Street Photography
From The BBC:-
A man who took a photograph of an ill woman outside an Edinburgh bar has been fined £100 after being branded “unchivalrous” by a sheriff.
Unchivalrous? We’re going to bring chivalry into the law, are we? Can we also start rounding up cads and bounders, too?
But Sheriff Kenneth Hogg said the matter “could be best described as exceptionally unchivalrous”.
“The lady concerned was entitled to her privacy and not to have a passing stranger take a photograph,” said the sheriff. “I’m going to impose a fine to remind him chivalry is not dead and when somebody is in distress you leave them to it.”
This is a terrible decision, and an abuse of the purpose of the law of breach of the peace. The law has always been that taking photographs in a public space is legal, that in public, you don’t have any right to privacy. That includes whether someone is distressed or otherwise.
The law should be about protecting people’s rights, but this decision is more about what someone considers to be decent conduct. If someone runs past someone on crutches to get the last taxi at a rank, is that a kind, decent, thing to do? No. Should it be illegal? Again… No.

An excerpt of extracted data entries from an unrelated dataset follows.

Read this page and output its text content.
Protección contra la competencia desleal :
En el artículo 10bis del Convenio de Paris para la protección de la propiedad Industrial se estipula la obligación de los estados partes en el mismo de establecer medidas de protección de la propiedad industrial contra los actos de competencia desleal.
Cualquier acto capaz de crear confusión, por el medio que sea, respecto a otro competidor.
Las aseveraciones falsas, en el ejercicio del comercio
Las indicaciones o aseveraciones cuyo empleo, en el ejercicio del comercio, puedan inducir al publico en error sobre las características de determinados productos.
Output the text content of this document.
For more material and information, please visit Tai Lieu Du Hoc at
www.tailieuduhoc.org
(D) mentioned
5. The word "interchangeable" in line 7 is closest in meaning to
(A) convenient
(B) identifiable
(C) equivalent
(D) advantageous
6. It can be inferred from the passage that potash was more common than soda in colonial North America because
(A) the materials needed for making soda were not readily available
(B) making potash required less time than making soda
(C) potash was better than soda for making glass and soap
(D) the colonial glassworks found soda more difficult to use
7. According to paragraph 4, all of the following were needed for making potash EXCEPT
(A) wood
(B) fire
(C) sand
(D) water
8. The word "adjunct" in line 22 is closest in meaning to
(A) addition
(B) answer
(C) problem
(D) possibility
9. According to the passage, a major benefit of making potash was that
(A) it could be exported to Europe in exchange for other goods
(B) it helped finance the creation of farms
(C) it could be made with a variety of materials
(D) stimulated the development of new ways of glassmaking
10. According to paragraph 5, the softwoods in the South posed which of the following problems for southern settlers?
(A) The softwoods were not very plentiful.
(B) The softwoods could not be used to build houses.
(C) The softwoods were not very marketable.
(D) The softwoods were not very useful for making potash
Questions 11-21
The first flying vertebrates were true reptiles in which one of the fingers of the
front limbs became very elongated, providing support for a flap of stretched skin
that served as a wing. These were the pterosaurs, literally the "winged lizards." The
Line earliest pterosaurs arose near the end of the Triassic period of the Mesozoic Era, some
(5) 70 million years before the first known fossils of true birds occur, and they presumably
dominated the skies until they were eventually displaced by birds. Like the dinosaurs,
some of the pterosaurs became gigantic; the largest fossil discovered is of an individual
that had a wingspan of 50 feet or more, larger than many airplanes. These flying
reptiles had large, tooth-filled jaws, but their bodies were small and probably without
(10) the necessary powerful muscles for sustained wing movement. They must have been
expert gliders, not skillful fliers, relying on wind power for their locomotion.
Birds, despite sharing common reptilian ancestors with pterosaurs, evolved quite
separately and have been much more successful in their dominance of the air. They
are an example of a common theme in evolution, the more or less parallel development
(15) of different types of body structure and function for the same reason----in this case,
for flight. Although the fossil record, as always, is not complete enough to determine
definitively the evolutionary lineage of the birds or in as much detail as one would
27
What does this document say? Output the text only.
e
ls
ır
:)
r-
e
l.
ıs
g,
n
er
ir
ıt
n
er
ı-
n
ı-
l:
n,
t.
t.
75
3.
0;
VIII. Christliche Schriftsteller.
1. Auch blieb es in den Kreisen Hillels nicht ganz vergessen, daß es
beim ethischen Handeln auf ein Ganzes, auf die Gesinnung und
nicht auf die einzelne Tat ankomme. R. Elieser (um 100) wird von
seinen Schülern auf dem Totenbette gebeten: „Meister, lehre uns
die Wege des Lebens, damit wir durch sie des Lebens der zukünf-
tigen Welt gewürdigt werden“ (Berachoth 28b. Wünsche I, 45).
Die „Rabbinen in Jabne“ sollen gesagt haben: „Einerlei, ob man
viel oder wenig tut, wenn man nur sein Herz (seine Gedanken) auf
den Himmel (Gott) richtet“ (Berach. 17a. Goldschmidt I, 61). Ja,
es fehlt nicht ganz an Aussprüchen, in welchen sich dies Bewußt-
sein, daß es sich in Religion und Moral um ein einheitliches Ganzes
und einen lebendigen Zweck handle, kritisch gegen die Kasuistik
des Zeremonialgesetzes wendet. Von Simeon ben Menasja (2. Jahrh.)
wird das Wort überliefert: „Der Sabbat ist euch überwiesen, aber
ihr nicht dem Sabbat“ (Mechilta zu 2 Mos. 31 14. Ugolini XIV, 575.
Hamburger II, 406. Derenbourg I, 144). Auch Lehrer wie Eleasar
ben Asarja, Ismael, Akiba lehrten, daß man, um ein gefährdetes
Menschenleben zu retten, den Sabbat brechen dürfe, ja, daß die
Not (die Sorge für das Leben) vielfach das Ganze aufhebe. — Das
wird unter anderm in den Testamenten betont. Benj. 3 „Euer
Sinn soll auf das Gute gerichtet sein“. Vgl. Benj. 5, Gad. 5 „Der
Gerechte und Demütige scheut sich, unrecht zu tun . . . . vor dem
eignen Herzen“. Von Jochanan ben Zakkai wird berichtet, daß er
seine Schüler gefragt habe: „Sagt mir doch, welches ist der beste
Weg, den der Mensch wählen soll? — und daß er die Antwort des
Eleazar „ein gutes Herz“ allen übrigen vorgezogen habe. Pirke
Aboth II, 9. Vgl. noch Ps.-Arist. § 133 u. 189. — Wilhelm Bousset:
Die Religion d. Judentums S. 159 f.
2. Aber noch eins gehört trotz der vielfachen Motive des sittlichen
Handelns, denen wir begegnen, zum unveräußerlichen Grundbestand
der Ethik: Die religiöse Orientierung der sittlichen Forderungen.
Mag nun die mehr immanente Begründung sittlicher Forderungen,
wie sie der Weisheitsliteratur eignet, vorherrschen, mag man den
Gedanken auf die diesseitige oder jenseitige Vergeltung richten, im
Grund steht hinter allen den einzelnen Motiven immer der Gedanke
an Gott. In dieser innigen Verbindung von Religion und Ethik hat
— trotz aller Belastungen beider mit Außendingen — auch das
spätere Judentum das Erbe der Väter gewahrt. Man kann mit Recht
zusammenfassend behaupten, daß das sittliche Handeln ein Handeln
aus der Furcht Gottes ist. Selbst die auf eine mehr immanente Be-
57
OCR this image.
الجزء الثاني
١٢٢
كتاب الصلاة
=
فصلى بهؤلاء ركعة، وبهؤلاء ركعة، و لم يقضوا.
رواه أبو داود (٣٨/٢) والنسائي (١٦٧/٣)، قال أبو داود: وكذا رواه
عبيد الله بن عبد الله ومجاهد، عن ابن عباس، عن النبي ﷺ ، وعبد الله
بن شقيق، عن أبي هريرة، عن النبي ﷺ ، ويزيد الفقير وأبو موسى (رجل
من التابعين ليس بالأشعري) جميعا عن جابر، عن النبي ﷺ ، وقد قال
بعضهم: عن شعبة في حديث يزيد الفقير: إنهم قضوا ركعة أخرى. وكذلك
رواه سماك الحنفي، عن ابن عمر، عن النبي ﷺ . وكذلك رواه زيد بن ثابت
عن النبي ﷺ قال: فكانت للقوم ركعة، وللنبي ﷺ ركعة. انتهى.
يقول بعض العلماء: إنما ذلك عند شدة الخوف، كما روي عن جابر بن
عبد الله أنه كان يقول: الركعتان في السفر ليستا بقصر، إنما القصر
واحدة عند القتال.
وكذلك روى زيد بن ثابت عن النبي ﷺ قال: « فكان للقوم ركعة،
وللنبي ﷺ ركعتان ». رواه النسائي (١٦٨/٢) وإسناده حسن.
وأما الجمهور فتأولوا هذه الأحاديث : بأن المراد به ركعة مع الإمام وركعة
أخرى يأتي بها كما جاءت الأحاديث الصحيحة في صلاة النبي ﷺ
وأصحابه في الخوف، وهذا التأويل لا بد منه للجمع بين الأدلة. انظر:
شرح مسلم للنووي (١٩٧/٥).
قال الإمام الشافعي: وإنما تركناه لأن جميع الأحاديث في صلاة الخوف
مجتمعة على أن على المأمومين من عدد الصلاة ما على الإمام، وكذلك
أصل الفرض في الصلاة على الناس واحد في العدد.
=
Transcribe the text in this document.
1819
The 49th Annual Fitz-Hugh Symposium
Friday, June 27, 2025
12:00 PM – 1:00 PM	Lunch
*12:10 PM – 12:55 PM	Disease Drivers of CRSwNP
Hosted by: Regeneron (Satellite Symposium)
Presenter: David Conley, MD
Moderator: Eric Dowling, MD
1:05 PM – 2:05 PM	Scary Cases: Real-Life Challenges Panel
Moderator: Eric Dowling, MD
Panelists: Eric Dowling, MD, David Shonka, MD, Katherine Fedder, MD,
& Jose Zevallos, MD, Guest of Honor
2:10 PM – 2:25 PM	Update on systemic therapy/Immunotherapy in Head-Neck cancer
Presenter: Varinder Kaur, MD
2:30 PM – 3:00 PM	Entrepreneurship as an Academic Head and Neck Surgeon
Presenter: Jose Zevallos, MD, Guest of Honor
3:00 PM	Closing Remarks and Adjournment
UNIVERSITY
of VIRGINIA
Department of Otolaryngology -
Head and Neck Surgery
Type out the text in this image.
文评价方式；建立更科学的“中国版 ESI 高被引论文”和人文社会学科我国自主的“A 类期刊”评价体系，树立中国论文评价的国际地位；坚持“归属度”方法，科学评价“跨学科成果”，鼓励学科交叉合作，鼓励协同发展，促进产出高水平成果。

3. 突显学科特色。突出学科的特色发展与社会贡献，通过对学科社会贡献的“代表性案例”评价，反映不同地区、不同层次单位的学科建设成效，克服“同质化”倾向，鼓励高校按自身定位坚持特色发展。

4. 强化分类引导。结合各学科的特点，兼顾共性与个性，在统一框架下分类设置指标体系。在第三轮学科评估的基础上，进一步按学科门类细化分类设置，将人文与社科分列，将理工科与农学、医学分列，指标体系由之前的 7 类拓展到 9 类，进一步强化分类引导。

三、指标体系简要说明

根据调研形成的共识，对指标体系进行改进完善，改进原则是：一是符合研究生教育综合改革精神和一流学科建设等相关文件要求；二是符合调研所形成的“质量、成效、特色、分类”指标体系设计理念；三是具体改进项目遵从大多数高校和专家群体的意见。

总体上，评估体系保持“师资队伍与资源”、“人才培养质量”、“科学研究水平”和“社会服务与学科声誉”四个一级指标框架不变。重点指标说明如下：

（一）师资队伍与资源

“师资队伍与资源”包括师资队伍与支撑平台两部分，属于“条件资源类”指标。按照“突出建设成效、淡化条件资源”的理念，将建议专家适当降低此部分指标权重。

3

I keep a copy of this site (http://www.sirimo.co.uk/ukpr.php) in my photography bag and this only goes to worry me about what you can and can’t take photos of more and more!
“…when somebody is in distress you leave them to it.”
Really? Doesn’t sound very chilvalrous to me. The dragons in days of yore would have had a field day with all those damsels if that was what chivalry was about.